Are people who work from home shirking their responsibilities to infrastructure that was already built?
Should remote workers be taxed?
Those who work from home are getting a free ride, argues a new analysis from Deutsche Bank, and the economic ills that have been exposed by the sudden migration of roughly half the workforce to their living rooms rather than offices should be partially offset by a tax.
“The sudden shift to WFH means that, for the first time in history, a big chunk of people have disconnected themselves from the face-to-face world yet are still leading a full economic life,” wrote strategist Luke Templeman. “That means remote workers are contributing less to the infrastructure of the economy whilst still receiving its benefits.”
We’re all familiar with the “infrastructure” Templeman refers to.
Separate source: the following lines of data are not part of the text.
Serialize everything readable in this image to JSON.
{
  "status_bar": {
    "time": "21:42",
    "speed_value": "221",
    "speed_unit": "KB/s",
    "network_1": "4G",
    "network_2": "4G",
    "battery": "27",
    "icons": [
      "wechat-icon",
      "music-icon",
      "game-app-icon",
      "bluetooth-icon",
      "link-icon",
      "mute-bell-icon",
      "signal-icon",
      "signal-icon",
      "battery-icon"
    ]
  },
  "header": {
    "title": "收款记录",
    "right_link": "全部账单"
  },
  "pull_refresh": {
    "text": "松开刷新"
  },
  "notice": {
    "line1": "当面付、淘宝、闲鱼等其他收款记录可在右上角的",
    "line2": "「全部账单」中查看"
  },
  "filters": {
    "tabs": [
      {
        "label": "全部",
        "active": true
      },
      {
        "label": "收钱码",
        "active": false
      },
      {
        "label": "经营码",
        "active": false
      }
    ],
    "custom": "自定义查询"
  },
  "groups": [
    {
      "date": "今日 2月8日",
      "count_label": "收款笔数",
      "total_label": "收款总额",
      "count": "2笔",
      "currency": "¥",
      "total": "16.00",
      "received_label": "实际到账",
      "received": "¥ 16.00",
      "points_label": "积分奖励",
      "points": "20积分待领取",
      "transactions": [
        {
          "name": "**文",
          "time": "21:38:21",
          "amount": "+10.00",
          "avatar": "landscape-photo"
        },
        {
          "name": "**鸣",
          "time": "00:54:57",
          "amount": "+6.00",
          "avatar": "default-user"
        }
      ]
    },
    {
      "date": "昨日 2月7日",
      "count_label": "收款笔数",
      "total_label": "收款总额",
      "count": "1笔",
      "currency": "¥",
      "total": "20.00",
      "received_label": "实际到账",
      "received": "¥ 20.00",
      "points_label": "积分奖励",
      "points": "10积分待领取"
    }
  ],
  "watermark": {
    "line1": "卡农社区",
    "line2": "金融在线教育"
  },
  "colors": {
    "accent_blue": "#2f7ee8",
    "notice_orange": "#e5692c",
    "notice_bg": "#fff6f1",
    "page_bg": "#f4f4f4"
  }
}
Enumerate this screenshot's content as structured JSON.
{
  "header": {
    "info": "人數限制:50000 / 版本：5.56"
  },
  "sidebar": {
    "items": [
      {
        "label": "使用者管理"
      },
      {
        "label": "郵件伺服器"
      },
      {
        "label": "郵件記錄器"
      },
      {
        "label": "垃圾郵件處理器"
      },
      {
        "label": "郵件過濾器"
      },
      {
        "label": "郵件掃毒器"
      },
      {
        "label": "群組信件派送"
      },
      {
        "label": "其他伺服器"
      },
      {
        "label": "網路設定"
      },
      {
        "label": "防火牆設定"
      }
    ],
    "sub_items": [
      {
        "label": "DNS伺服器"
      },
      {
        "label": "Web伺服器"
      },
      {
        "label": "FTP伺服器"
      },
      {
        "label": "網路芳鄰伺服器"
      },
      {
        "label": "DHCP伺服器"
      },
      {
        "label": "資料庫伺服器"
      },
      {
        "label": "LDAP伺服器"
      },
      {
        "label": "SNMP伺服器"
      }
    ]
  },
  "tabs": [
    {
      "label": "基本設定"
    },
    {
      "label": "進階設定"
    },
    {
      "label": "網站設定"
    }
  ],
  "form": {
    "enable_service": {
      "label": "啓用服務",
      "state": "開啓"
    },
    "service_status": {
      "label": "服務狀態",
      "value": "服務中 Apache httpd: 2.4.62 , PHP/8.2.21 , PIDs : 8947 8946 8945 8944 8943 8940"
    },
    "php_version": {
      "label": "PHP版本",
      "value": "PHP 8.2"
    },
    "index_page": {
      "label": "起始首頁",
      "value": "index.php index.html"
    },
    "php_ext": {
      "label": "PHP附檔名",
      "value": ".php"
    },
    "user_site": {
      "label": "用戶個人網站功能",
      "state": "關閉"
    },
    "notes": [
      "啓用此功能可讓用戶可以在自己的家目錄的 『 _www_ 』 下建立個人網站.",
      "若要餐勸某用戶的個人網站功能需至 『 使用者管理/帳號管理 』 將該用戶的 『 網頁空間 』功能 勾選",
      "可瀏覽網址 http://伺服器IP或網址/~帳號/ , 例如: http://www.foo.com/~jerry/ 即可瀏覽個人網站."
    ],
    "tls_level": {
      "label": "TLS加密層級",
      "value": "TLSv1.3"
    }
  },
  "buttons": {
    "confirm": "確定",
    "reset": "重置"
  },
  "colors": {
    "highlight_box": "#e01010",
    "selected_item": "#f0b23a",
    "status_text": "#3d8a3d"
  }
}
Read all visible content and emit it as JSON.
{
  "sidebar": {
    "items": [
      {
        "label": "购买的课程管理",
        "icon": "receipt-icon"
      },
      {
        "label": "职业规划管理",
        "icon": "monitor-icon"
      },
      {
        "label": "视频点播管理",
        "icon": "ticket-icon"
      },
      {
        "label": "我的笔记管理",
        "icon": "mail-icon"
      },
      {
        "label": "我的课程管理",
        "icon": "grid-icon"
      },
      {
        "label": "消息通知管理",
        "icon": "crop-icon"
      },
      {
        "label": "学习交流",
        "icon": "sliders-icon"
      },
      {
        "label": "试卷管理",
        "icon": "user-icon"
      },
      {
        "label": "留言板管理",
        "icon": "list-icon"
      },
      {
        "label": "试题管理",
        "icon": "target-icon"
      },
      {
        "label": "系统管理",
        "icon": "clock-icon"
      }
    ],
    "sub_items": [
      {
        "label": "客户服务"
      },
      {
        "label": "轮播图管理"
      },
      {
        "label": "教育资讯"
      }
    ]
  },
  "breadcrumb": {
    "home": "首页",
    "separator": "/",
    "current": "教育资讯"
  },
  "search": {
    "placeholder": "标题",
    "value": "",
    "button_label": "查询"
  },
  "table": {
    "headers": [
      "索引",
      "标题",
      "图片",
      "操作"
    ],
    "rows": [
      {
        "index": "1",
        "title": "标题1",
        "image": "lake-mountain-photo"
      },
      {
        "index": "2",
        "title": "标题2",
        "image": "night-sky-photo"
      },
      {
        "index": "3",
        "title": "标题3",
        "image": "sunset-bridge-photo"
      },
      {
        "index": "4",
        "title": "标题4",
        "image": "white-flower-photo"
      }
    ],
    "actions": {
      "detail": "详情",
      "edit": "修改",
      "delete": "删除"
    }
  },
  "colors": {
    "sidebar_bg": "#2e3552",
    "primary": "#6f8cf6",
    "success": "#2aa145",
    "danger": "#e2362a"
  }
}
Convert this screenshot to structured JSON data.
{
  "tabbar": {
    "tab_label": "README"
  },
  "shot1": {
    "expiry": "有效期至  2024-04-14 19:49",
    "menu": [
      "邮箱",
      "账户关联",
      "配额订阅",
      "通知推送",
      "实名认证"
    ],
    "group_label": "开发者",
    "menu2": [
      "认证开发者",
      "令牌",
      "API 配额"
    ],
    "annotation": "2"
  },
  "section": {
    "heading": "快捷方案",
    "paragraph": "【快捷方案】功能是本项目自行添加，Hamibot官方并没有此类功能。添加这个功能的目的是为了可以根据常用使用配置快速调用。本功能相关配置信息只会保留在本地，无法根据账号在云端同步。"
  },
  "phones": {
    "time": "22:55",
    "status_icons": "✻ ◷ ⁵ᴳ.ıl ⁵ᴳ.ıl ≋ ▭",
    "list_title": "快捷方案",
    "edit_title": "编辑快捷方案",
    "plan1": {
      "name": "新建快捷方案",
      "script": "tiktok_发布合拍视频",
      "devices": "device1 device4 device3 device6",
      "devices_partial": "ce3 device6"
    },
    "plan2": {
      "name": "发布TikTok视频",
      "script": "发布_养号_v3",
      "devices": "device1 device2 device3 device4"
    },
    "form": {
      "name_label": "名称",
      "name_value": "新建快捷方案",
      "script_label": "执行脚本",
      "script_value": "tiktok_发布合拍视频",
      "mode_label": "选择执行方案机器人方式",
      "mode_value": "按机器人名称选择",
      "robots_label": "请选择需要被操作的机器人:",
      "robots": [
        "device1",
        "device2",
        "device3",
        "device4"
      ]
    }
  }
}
Huge swathes of downtown office real estate sit empty, along with their computer networks and utility hook-ups. Transportation systems designed with double the farebox revenue in mind are in serious financial distress.
On the other hand, the benefits to those workers able to do their jobs from home are quite large, Templeman argues.
“WFH offers direct financial savings on expenses such as travel, lunch, clothes, and cleaning”, he said. “Add to these the indirect savings via forgone socializing and other expenses that would have been incurred had a worker been in the office. Then there are the intangible benefits of working from home, such as greater job security, convenience, and flexibility. There is also the benefit of additional safety.”